Un Tren cualquiera.

El hombre gordo habla por celular justo enfrente mío. Con esa voz que no puede tener nadie en la vida real, trata de zafarse de una reunión con el director de la escuela por algo que sin duda el granuja de su hijo hizo. Como todas las semanas. Mirando de soslayo, giro el paquete de cigarrillos adentro de mi bolsillo esperando que diga su frase cliché y termine así la conversación.
Al parecer hay varias bajas hoy en el tren.
El periodista falto a la cita, probablemente por alguna emergencia a la cual tenía que llegar como su Súper aburrido alter ego.
El Dr. lisiado apareció por unos días arruinando pies con ese maldito bastón hasta que intento el truco de pobre invalido conmigo y se lo tuve que patear para que aprendiese. Se quejo, claro esta, preguntando si no lo había visto a lo que conteste que obviamente no, que evidentemente era ciego y nunca se me ocurriría usar mi discapacidad para aventajar en algo.
Supongo que ahora viaja con su Watson personal.
Los que nunca faltan son los asesinos. Unos cuantos asientos mas adelante, hablan del ultimo viaje de uno de ellos a la Argentina, a la que define simplemente como “Europa para pobres…” para después contarle que lo mas raro que vio es una suerte de ceremonia que involucra una pajilla enterrada en hierba que, nunca se entero porque, al parecer es legal por allá.

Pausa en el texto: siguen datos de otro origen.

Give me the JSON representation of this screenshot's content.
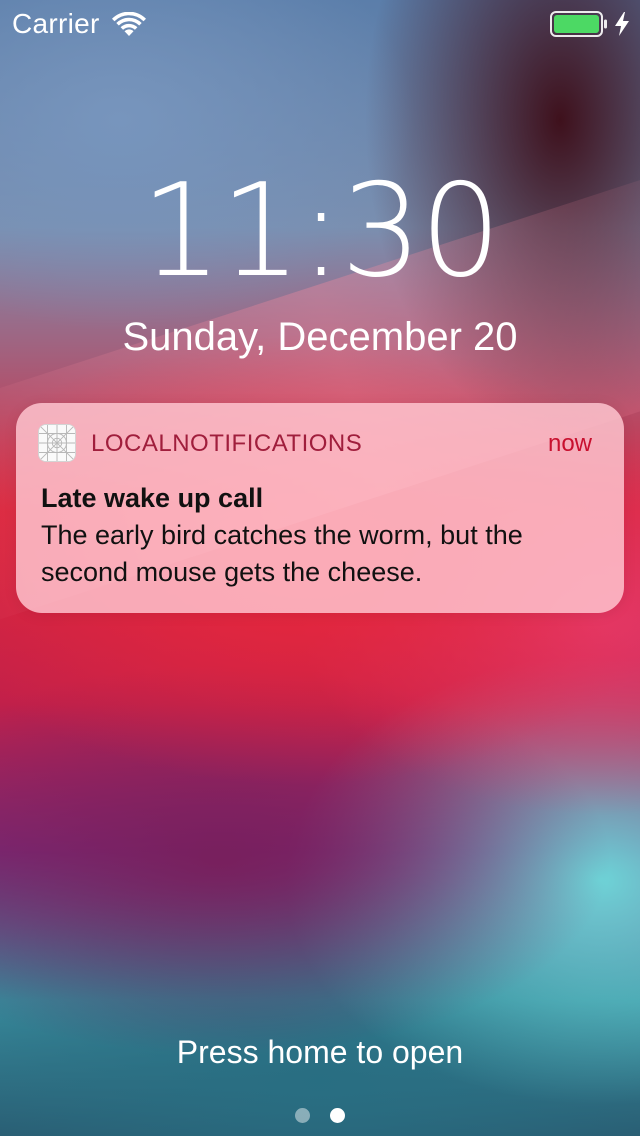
{
  "status_bar": {
    "carrier": "Carrier",
    "wifi_icon": "wifi-icon",
    "battery_icon": "battery-icon",
    "charging_icon": "charging-bolt-icon",
    "battery_level": 1.0,
    "battery_color": "#4cd964"
  },
  "lock_screen": {
    "time": "11:30",
    "date": "Sunday, December 20"
  },
  "notification": {
    "app_icon": "app-placeholder-icon",
    "app_name": "LOCALNOTIFICATIONS",
    "time": "now",
    "title": "Late wake up call",
    "body": "The early bird catches the worm, but the second mouse gets the cheese."
  },
  "bottom": {
    "hint": "Press home to open",
    "page_count": 2,
    "current_page": 2
  }
}
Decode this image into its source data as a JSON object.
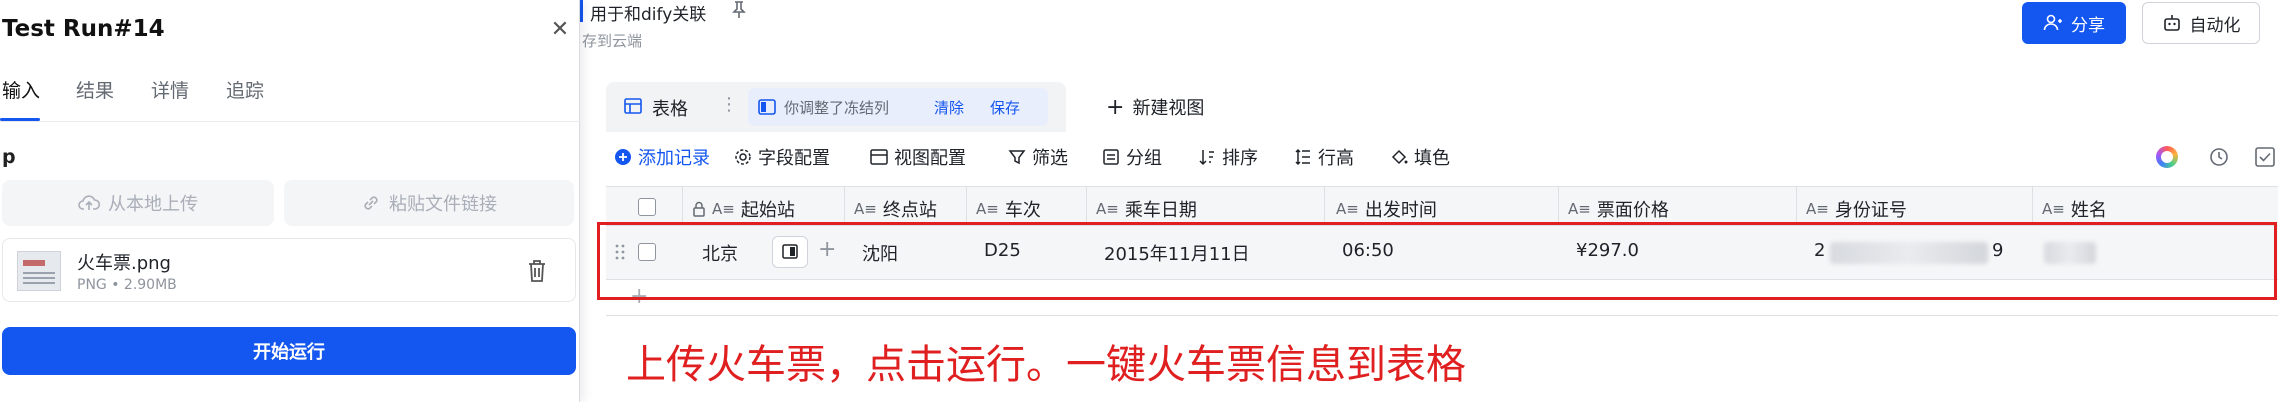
{
  "panel": {
    "title": "Test Run#14",
    "tabs": [
      {
        "label": "输入",
        "active": true
      },
      {
        "label": "结果",
        "active": false
      },
      {
        "label": "详情",
        "active": false
      },
      {
        "label": "追踪",
        "active": false
      }
    ],
    "field_label": "p",
    "upload_local": "从本地上传",
    "paste_link": "粘贴文件链接",
    "file": {
      "name": "火车票.png",
      "meta": "PNG • 2.90MB"
    },
    "run_button": "开始运行"
  },
  "header": {
    "title": "用于和dify关联",
    "subtitle": "存到云端",
    "share": "分享",
    "automation": "自动化"
  },
  "view_bar": {
    "tab_label": "表格",
    "freeze_notice": "你调整了冻结列",
    "clear": "清除",
    "save": "保存",
    "new_view": "新建视图"
  },
  "toolbar": {
    "add_record": "添加记录",
    "field_config": "字段配置",
    "view_config": "视图配置",
    "filter": "筛选",
    "group": "分组",
    "sort": "排序",
    "row_height": "行高",
    "fill": "填色"
  },
  "table": {
    "field_type_glyph": "A≡",
    "columns": [
      "起始站",
      "终点站",
      "车次",
      "乘车日期",
      "出发时间",
      "票面价格",
      "身份证号",
      "姓名"
    ],
    "row": {
      "start": "北京",
      "end": "沈阳",
      "train": "D25",
      "date": "2015年11月11日",
      "time": "06:50",
      "price": "¥297.0",
      "id_visible_start": "2",
      "id_visible_end": "9"
    }
  },
  "annotation": "上传火车票，点击运行。一键火车票信息到表格",
  "colors": {
    "accent": "#1456f0",
    "annotation": "#e02020"
  }
}
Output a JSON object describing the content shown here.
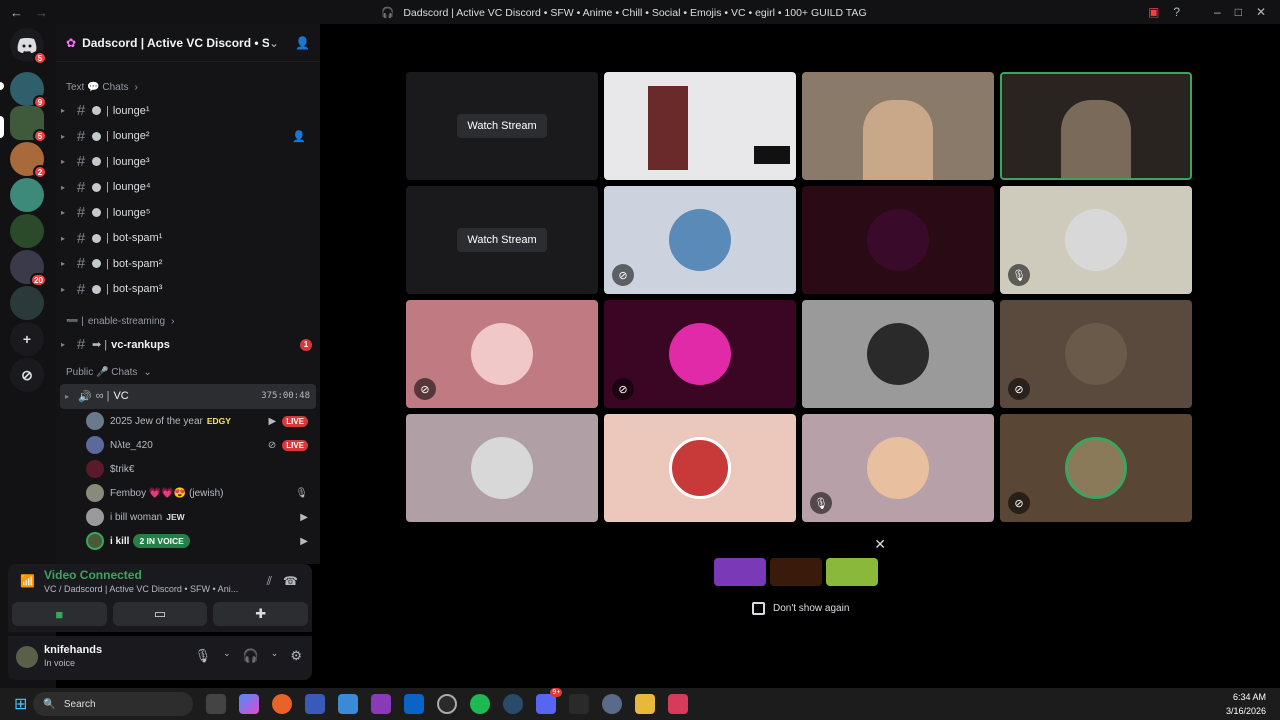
{
  "window": {
    "title": "Dadscord | Active VC Discord • SFW • Anime • Chill • Social • Emojis • VC • egirl • 100+ GUILD TAG"
  },
  "guild": {
    "name": "Dadscord | Active VC Discord • S..."
  },
  "servers": {
    "badges": [
      "5",
      "9",
      "5",
      "2",
      "20"
    ]
  },
  "categories": {
    "text": "Text 💬 Chats",
    "enable_streaming": "enable-streaming",
    "public": "Public 🎤 Chats"
  },
  "channels": [
    {
      "name": "lounge¹"
    },
    {
      "name": "lounge²"
    },
    {
      "name": "lounge³"
    },
    {
      "name": "lounge⁴"
    },
    {
      "name": "lounge⁵"
    },
    {
      "name": "bot-spam¹"
    },
    {
      "name": "bot-spam²"
    },
    {
      "name": "bot-spam³"
    }
  ],
  "rankups": {
    "name": "vc-rankups",
    "badge": "1"
  },
  "voice_channel": {
    "name": "VC",
    "timer": "375:00:48"
  },
  "vc_users": [
    {
      "name": "2025 Jew of the year",
      "tag": "EDGY",
      "live": "LIVE"
    },
    {
      "name": "Nλte_420",
      "live": "LIVE"
    },
    {
      "name": "$trik€"
    },
    {
      "name": "Femboy 💗💗😍 (jewish)"
    },
    {
      "name": "i bill woman",
      "tag": "JEW"
    },
    {
      "name": "i kill",
      "tag": "2 IN VOICE"
    }
  ],
  "voice_panel": {
    "status": "Video Connected",
    "sub": "VC / Dadscord | Active VC Discord • SFW • Ani..."
  },
  "user_panel": {
    "name": "knifehands",
    "status": "In voice"
  },
  "stage": {
    "watch_stream": "Watch Stream"
  },
  "popup": {
    "dont_show": "Don't show again"
  },
  "taskbar": {
    "search": "Search",
    "time": "6:34 AM",
    "date": "3/16/2026",
    "discord_badge": "9+"
  }
}
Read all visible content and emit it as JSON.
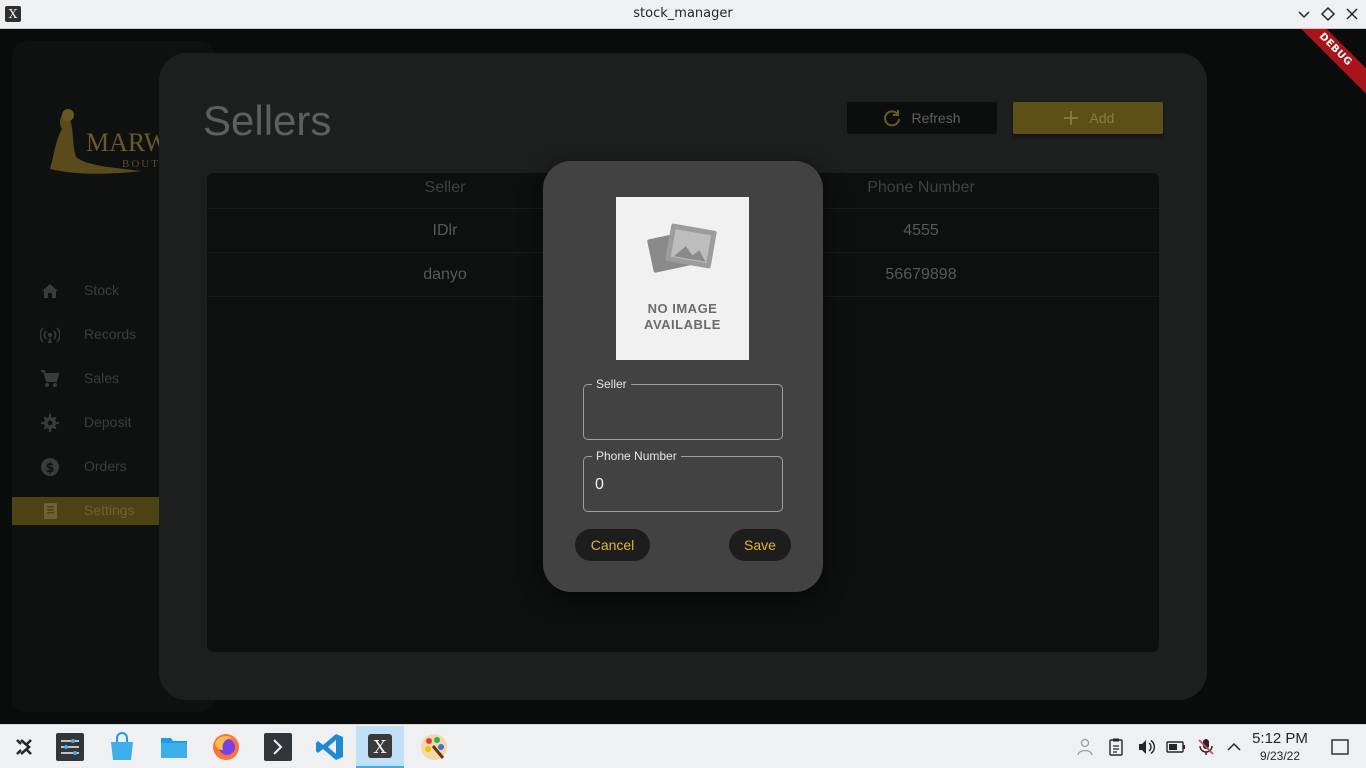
{
  "window": {
    "title": "stock_manager"
  },
  "debug_banner": "DEBUG",
  "sidebar": {
    "logo_text": "MARW",
    "logo_sub": "BOUTI",
    "items": [
      {
        "label": "Stock",
        "icon": "home-icon"
      },
      {
        "label": "Records",
        "icon": "broadcast-icon"
      },
      {
        "label": "Sales",
        "icon": "cart-icon"
      },
      {
        "label": "Deposit",
        "icon": "gear-icon"
      },
      {
        "label": "Orders",
        "icon": "dollar-icon"
      },
      {
        "label": "Settings",
        "icon": "book-icon",
        "active": true
      }
    ]
  },
  "page": {
    "title": "Sellers",
    "refresh_label": "Refresh",
    "add_label": "Add"
  },
  "table": {
    "columns": [
      "Seller",
      "Phone Number"
    ],
    "rows": [
      [
        "IDlr",
        "4555"
      ],
      [
        "danyo",
        "56679898"
      ]
    ]
  },
  "dialog": {
    "image_text_line1": "NO IMAGE",
    "image_text_line2": "AVAILABLE",
    "seller_label": "Seller",
    "seller_value": "",
    "phone_label": "Phone Number",
    "phone_value": "0",
    "cancel_label": "Cancel",
    "save_label": "Save"
  },
  "taskbar": {
    "time": "5:12 PM",
    "date": "9/23/22"
  },
  "colors": {
    "accent": "#e0b537",
    "active_nav": "#4d4213",
    "dialog_bg": "#424242"
  }
}
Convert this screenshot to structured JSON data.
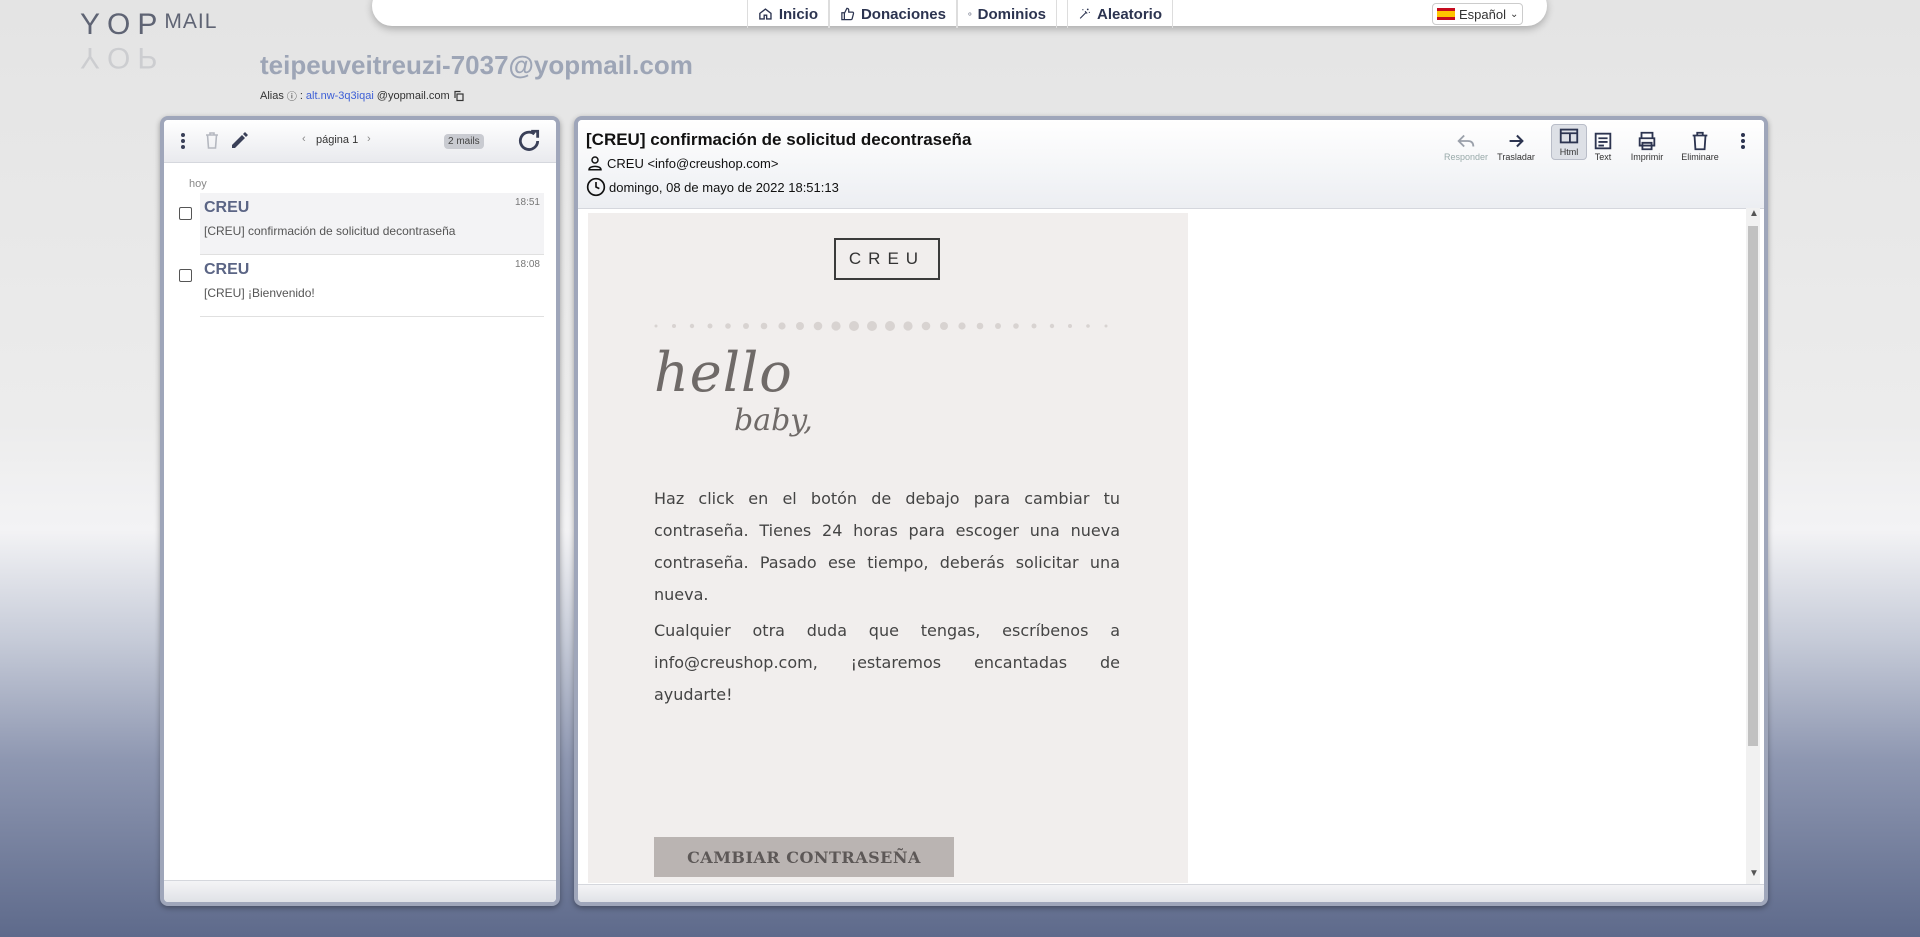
{
  "logo": {
    "text_main": "YOP",
    "text_mail": "MAIL"
  },
  "nav": {
    "items": [
      {
        "label": "Inicio",
        "icon": "home-icon"
      },
      {
        "label": "Donaciones",
        "icon": "thumbs-up-icon"
      },
      {
        "label": "Dominios",
        "icon": "globe-icon"
      },
      {
        "label": "Aleatorio",
        "icon": "magic-wand-icon"
      }
    ],
    "language": "Español"
  },
  "inbox": {
    "address": "teipeuveitreuzi-7037@yopmail.com",
    "alias_label": "Alias",
    "alias_local": "alt.nw-3q3iqai",
    "alias_domain": "@yopmail.com"
  },
  "list_toolbar": {
    "page_label": "página 1",
    "mail_count": "2 mails"
  },
  "list": {
    "day_label": "hoy",
    "mails": [
      {
        "from": "CREU",
        "subject": "[CREU] confirmación de solicitud decontraseña",
        "time": "18:51"
      },
      {
        "from": "CREU",
        "subject": "[CREU] ¡Bienvenido!",
        "time": "18:08"
      }
    ]
  },
  "message": {
    "subject": "[CREU] confirmación de solicitud decontraseña",
    "from": "CREU <info@creushop.com>",
    "date": "domingo, 08 de mayo de 2022 18:51:13",
    "toolbar": {
      "reply": "Responder",
      "forward": "Trasladar",
      "html": "Html",
      "text": "Text",
      "print": "Imprimir",
      "delete": "Eliminare"
    },
    "body": {
      "brand": "CREU",
      "hello": "hello",
      "baby": "baby,",
      "paragraph1": "Haz click en el botón de debajo para cambiar tu contraseña. Tienes 24 horas para escoger una nueva contraseña. Pasado ese tiempo, deberás solicitar una nueva.",
      "paragraph2": "Cualquier otra duda que tengas, escríbenos a info@creushop.com, ¡estaremos encantadas de ayudarte!",
      "button": "CAMBIAR CONTRASEÑA"
    }
  },
  "colors": {
    "accent_nav": "#2c3450",
    "address_text": "#9da5b6",
    "alias_link": "#3d5fd6",
    "email_bg": "#f1eeed",
    "cta_bg": "#bab4b2"
  }
}
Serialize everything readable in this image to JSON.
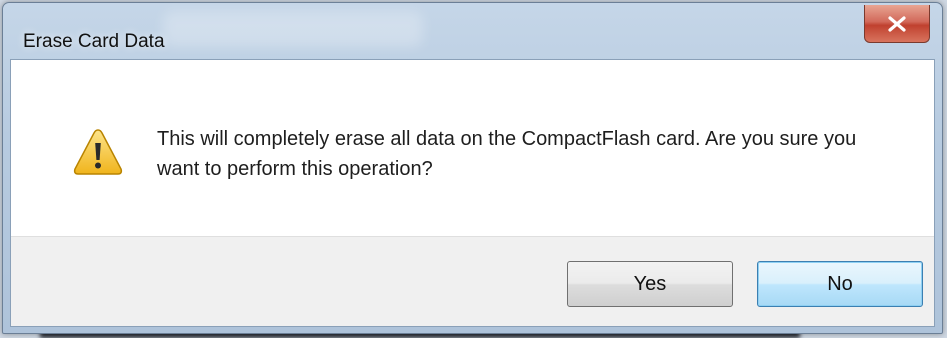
{
  "window": {
    "title": "Erase Card Data",
    "close_icon": "close-x-icon"
  },
  "message": {
    "icon": "warning-icon",
    "text": "This will completely erase all data on the CompactFlash card. Are you sure you want to perform this operation?"
  },
  "buttons": {
    "yes_label": "Yes",
    "no_label": "No"
  },
  "colors": {
    "close_button": "#c0412f",
    "default_button_border": "#3c7fb1",
    "warning_fill": "#f6c53a"
  }
}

Sin querer me río pensando en porque nunca me tocan casos con sospechosos como ellos. De verdad, lo único que habría que hacer es dejarlos encerrados el tiempo suficiente y tarde o temprano confesarían solo para poder hablar con alguien.
Como siempre, en un rincón casi invisible del vagón, el hombre que solo es una inicial mira ansioso de lado a lado esperando la llegada de los dos hombres de negro que parecen salido de una película de cine mudo y lo declararan culpable de un crimen que tal vez no exista.
Igual, Para que negarlo no es a el al que me gusta mirar y ella lo sabe. Las mujeres bellas siempre tienen ese sexto sentido. Siempre saben cuando las estas mirando y te clavan la vista para que sepas que saben.
Así que mientras me apuñala con los ojos y, hago mi mas grande esfuerzo en no achicarme adentro de mi raída gabardina marrón.
Rubia de las que no vienen en botella, Sin duda conoce el juego y lo ha jugado varias veces, tiene unos labios finos que van entre medias sonrisas que no se condicen con los ojos de puro hielo o sus piernas. Dios, Esas piernas. Esas piernas por las que mas de un condenado habrá sacado pasaje directo al infierno de repente cobran vida y se cruzan dejando el resquicio justo para no tener que imaginar nada.
Me pregunto que diría si me acercara y le susurrara la verdad, si les dijera a todos ellos que en realidad son fragmentos de la imaginacion de alguien mas. Que esos gestos tan característicos, sus vestimentas, sus modos de moverse, de hablar y de ser al fin, vienen de otra realidad; una en la que escritores y guionistas ya les escribieron la vida de pe a pa.
Probablemente no se lo tomaría muy bien, me digo, sacudiendo la cabeza para después encasquetarme el sombrero, pasar un dedo por el ala y salir del tren.
Afuera, en el mundo real, al fin puedo prender un cigarrillo y mientras el fósforo muere en mi mano pienso que alguien en esta ciudad tiene un Halcón de oro pintado de negro y yo tengo que encontrarlo.